Today’s readings are green. The first reading is of a greenery that does not burn in the fire that engulfs it. The gospel reading is of a fig tree that does not give fruit in tine. Unprecedentedly, I am beginning this reflection on the first reading of the Mass.
The burning bush is an enigma that Moses came across at Horeb. On his return of the day’s grazing, Moses finds this curious phenomenon of a bush on fire without the foliage being consumed by it. As he got closer to the bush out of curiosity, he was warned to leave his sandals behind because the place he was entering was a holy ground, where he need not worry about his feet touching unclean things. It also meant leaving behind the sandals that insulated him from touching the holy ground. Those sandals had kept the memory of the palace life alive in him. For forty years God had prepared Moses for shepherding God’s people unawares. Now, he has to leave the sandals that had distinguished him over the Egyptian slavish life of Israel. After casting them away, he had become one with his people and stood barefoot on the holy ground in front of the fire of God.
In that encounter, he was given a mission to liberate his people.
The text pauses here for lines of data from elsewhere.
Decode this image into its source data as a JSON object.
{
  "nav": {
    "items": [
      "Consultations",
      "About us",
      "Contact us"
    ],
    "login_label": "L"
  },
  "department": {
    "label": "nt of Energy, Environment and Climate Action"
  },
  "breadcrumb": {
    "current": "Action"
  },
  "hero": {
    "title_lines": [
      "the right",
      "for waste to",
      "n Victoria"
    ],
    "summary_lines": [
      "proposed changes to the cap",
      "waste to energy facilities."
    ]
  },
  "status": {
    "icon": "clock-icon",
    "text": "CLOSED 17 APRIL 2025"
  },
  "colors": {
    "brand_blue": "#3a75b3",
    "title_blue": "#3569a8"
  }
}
From the encounter with I AM WHO AM, the fire within him burned with a passion to liberate God’s people. One experience of the burning bush had cleansed him, made him aware of his mission, and that fired up the rest of his life.
For us, the holy ground stands for a spiritual state. Moses had to remove what separated him from that ground—his sandals. What are the things we have to leave behind? What insulates us, or prevents us from relating with God? Our ideological stubbornness, our desire for power, rejection of renewal, sinful desires—these could be anything, varying from person to person. Leaving them behind is to begin the mission of God, to become God’s spokesperson.
This image of the burning bush had captured my early adulthood spiritual experience and my sense of mission. I remember, when I had to lead a holy hour in the seminary, I found a beautiful bushy plant and asked the priest to expose the holy sacrament in the middle of it. The image still remains with me. The image calls me back repeatedly to myself, to my vision of the mission.
For Moses, his own life had become a thorn to himself and others. He had killed someone to save his fellow Israelites. But his intentions were questioned by the ones who got saved. Misunderstood, he had to run away from the palace he grew in and ended up as a shepherd, a real tough job, in comparison to his royal former life. He was growing as a wild thorny bush. The burning bush might have told him that over his thorny wildlife is an enveloping power of the Eternal One, I AM WHO AM. One of my favorite spiritual gurus, Bobby Kattikaad, says, “Moses found the flames not only over the thorny bush but also over the thorny painful experiences of his life.” He found divine coverage over the rest of his life.
The burning bush reminds me of the Indian tradition of keeping the fire in a mud pot, before the invention of the matchboxes. The little flame inside a pot later became a symbol of preserving wisdom or the memory of divine presence in the heart. The story of Prometheus in Greek mythology is another symbol we might recall. He brings fire to the humans from the heavens. It is very childish to think that the story is just about fire. It is more about what is preserved inside without getting exhausted.
In the gospel today, Jesus asks the listeners to overcome their perspective of sin and retribution, much like Moses was asked to leave his sandals behind. They had to get out of the idea that the people who get killed are more sinful than the ones who are living, ultimately making God a murderer of all the sinful people. Jesus demands us to throw away this perspective. On ground of sinfulness, he said, anyone there was as vulnerable as those who got killed. Jesus says it was lack of conversion that leads to perdition, not sinfulness itself. It was the ideological stubbornness of pharisaism that Jesus was challenging and made serious dents in the security of “holier-than-them” attitude.
Jesus, then, tells them the parable of the fig tree, inviting for conversion of their hearts to become fruitful for the kingdom of God. Fig trees blossom and fruits begin to grow before the leaves appear in the spring. It reminds us to bear fruits of the gospel even before we appear to be sturdy with leaves. The Lord waits, and nurtures us until we bear fruit. Bear we must, the fruits of the gospel.